U.S.-China agreement doesn’t ease pressure on Fed
A ceasefire in the U.S.-China trade war is doing little to relieve pressure on the Federal Reserve to stimulate the economy.
The two countries agreed on Saturday to resume trade talks after U.S. President Donald Trump offered concessions to his Chinese counterpart, Xi Jinping, when the two met at the sidelines of the Group of 20 summit in Japan. As part of their latest agreement, Washington promised no new tariffs and an easing of restrictions on Huawei Technologies Co.
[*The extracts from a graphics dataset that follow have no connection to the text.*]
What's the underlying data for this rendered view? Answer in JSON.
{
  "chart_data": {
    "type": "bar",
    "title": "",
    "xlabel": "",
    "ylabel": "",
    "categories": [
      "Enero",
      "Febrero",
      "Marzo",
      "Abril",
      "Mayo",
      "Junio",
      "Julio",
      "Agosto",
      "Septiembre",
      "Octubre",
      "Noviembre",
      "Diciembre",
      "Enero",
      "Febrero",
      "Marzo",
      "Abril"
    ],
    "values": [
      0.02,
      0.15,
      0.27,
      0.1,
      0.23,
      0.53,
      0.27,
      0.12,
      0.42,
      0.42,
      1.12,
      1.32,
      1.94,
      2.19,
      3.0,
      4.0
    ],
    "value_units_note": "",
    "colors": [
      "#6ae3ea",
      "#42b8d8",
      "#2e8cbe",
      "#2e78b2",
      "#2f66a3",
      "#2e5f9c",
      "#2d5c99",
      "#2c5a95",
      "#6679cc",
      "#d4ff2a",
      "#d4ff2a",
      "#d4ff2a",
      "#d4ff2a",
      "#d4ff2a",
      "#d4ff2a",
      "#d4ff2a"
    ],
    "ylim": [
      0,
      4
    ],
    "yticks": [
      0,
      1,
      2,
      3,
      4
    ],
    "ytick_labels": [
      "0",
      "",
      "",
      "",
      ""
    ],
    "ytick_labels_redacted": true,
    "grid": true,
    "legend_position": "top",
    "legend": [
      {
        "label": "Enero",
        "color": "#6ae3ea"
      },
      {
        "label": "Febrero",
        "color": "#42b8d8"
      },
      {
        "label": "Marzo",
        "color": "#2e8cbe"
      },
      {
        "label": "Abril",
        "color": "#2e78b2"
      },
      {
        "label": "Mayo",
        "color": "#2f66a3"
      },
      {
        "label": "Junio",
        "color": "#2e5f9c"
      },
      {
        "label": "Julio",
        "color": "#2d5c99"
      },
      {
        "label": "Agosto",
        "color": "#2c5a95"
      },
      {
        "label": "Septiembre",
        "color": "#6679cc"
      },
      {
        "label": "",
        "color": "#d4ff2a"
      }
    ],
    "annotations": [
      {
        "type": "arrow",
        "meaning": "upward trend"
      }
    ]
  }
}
China agreed to make unspecified new purchases of U.S. farm products and return to the negotiating table.
But the Fed, which signalled rate cuts could come soon due partly to uncertainty caused by the trade war, still faces a slowing global economy as well as businesses domestically putting off spending until China and the United States reach a lasting truce.
“It does appear that, in particular, the negotiations between the U.S. and China are resuming, which is obviously a positive development,” Fed board of governors vice-chair Richard Clarida said on Monday at an economics conference in Helsinki, “but beyond that, ultimately, how those negotiations are resolved is certainly going to be an important factor in thinking about prospects for the global economy.”
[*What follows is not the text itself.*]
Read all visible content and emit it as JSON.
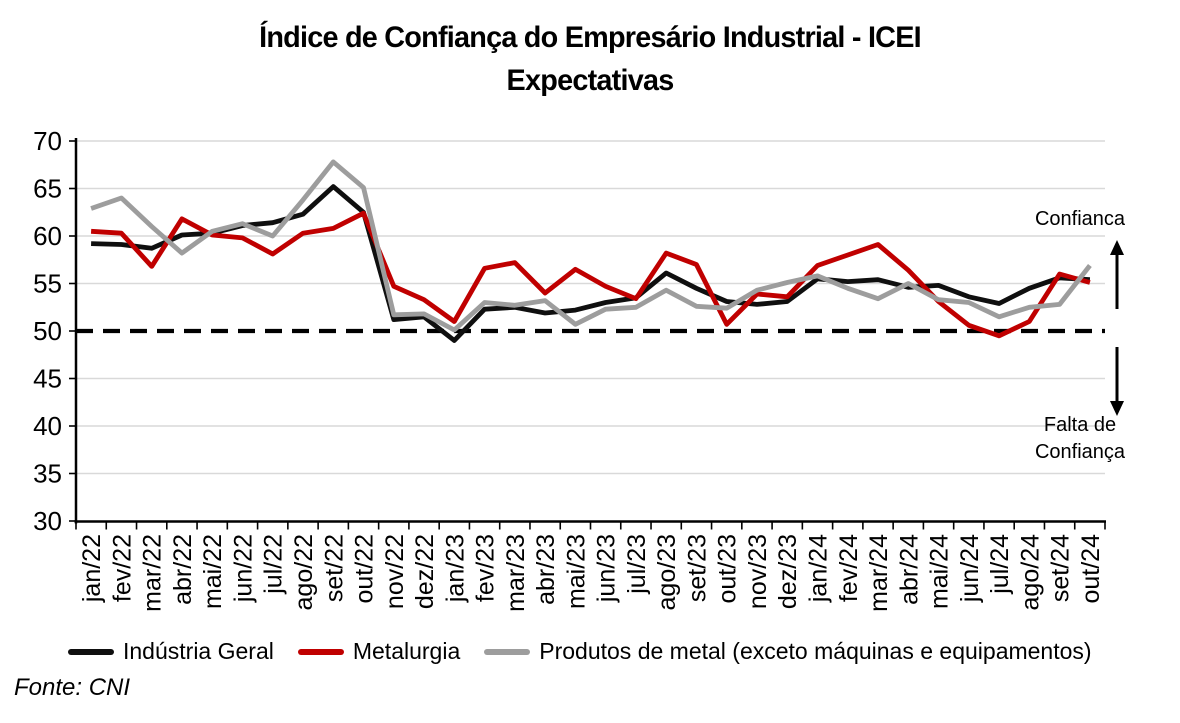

Clarida said the U.S. economy is currently “in a good place” but that “uncertainties have increased along several dimensions.” Data released on Monday by the Institute for Supply Management showed the U.S. manufacturing sector expanded in June but at the slowest pace since October 2016.
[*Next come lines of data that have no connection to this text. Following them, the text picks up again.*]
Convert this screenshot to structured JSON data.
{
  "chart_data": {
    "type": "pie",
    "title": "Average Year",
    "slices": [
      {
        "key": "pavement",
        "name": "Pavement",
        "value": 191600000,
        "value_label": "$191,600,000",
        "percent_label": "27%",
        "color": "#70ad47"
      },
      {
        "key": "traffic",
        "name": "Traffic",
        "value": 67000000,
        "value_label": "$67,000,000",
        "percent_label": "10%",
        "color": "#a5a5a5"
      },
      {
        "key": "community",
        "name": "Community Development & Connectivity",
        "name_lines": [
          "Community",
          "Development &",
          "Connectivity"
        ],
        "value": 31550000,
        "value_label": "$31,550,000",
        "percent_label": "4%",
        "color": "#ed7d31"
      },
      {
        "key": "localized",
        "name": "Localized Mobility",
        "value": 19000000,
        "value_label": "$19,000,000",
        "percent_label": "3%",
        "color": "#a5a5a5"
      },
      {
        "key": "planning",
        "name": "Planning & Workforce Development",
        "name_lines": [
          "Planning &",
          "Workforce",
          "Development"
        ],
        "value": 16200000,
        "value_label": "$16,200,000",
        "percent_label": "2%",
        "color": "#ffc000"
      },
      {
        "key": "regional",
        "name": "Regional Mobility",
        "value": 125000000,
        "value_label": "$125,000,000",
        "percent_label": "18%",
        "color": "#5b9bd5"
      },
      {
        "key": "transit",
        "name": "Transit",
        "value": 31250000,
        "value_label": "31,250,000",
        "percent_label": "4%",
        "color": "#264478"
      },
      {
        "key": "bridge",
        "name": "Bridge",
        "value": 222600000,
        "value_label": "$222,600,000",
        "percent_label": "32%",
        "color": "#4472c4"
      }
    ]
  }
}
Markets are overwhelmingly betting the Fed’s next move will be its first rate cut since the global financial crisis a decade ago, and Trump has demanded easier policy to strengthen the economy and his hand at the negotiating table with Beijing.
On Monday, global stock benchmarks jumped on the weekend’s trade news, with the S&P 500 opening and closing at a record high. U.S. stocks finished off earlier highs, led by gains in technology stocks on signs of a reprieve for Huawei.
“There was celebration on the open and it was a case where if some of this trade uncertainty goes away, even if it is not solved, so to speak, that decreases the likelihood the Fed needs to step in, or at least step in as aggressively as people were thinking about a week-and-a-half ago,” said Willie Delwiche, investment strategist at Robert W. Baird in Milwaukee.